La discusión sobre los efectos que tienen la alimentación con leche materna sobre el cociente intelectual vienen de lejos. Recuerdo, por ejemplo, un post allá por los albores de A Ciencia Cierta en que me hacía eco de una investigación que relacionaba el rendimiento en tests de inteligencia con el hecho de haber recibido leche materna o fórmulas comerciales, pero sólo en presencia de ciertas variantes genéticas. En cualquier caso, los expertos todavía no tienen claro si lo realmente importante es la leche en sí o alguna otra circunstancia relacionada con la lactancia materna.

Sociólogos de la Universidad Brigham Young, en Estados Unidos, han analizado una detallada base de datos de 7.500 niños en los que, además del tipo de lactancia, se habían estudiado muchos factores relacionados con los cuidados maternos: la “sensibilidad” materna ante los problemas de los bebés (dicho de otro modo, si les hacían mucho caso o no), el tiempo que pasaban leyendo en alto a los niños, el peso del bebé al nacer, el nivel educativo de las madres, etc. A los cuatro años, todos los niños fueron sometidos a pruebas de habilidades matemáticas y de lectura. Con todo eso, y tras sofisticados tests estadísticos, los investigadores publican en la revista The Journal of Pediatrics que sí, los niños alimentados con leche materna obtuvieron mejores resultados. Pero al corregir esta asociación por el efecto de los diversos factores “maternos”, resultó que el responsable fundamental fue el mayor grado de cuidados que prestaron esas madres a sus hijos.

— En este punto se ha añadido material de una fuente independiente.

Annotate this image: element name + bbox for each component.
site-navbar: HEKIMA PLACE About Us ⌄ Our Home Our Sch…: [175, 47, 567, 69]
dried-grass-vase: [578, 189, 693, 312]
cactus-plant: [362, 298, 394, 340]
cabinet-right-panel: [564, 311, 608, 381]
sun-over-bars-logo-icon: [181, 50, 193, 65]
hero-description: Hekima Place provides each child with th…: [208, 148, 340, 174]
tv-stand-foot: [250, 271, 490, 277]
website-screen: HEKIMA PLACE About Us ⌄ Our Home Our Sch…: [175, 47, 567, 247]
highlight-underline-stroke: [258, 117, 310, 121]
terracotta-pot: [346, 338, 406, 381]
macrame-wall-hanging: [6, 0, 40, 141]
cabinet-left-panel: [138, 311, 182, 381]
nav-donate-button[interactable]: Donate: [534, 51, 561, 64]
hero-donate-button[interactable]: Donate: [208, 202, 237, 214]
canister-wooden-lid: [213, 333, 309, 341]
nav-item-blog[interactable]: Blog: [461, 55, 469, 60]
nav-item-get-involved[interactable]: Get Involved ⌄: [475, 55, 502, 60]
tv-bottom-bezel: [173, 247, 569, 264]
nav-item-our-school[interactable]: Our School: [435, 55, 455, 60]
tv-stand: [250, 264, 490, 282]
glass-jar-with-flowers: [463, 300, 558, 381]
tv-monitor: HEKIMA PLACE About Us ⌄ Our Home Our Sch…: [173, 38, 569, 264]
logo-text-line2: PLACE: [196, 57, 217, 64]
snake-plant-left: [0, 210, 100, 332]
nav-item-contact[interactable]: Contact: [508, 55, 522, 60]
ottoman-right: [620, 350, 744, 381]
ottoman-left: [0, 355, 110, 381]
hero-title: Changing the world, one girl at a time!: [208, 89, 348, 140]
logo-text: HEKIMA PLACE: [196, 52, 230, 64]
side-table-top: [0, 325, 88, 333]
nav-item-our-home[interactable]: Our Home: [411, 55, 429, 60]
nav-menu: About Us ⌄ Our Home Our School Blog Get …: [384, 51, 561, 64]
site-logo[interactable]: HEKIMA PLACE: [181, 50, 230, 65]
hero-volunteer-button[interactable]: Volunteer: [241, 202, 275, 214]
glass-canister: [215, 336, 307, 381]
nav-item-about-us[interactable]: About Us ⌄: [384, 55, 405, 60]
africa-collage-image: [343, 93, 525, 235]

En concreto, los niños a los que sus madres habían leído en alto desde los nueve meses de edad tenían mejor rendimiento en los tests matemáticos y de lectura, equivalente a un adelanto de 2 ó 3 meses. Y eso, en cuatro años, es bastante. De hecho, en situaciones que requieren estimulación precoz o educación especial, esto podría tener enormes consecuencias. En conclusión, lo que más estimula a los niños es dedicarles tiempo y leerles desde que son muy pequeñitos. Por desgracia, en nuestra sociedad esto se ha convertido en un lujo que no todas las madres se pueden permitir.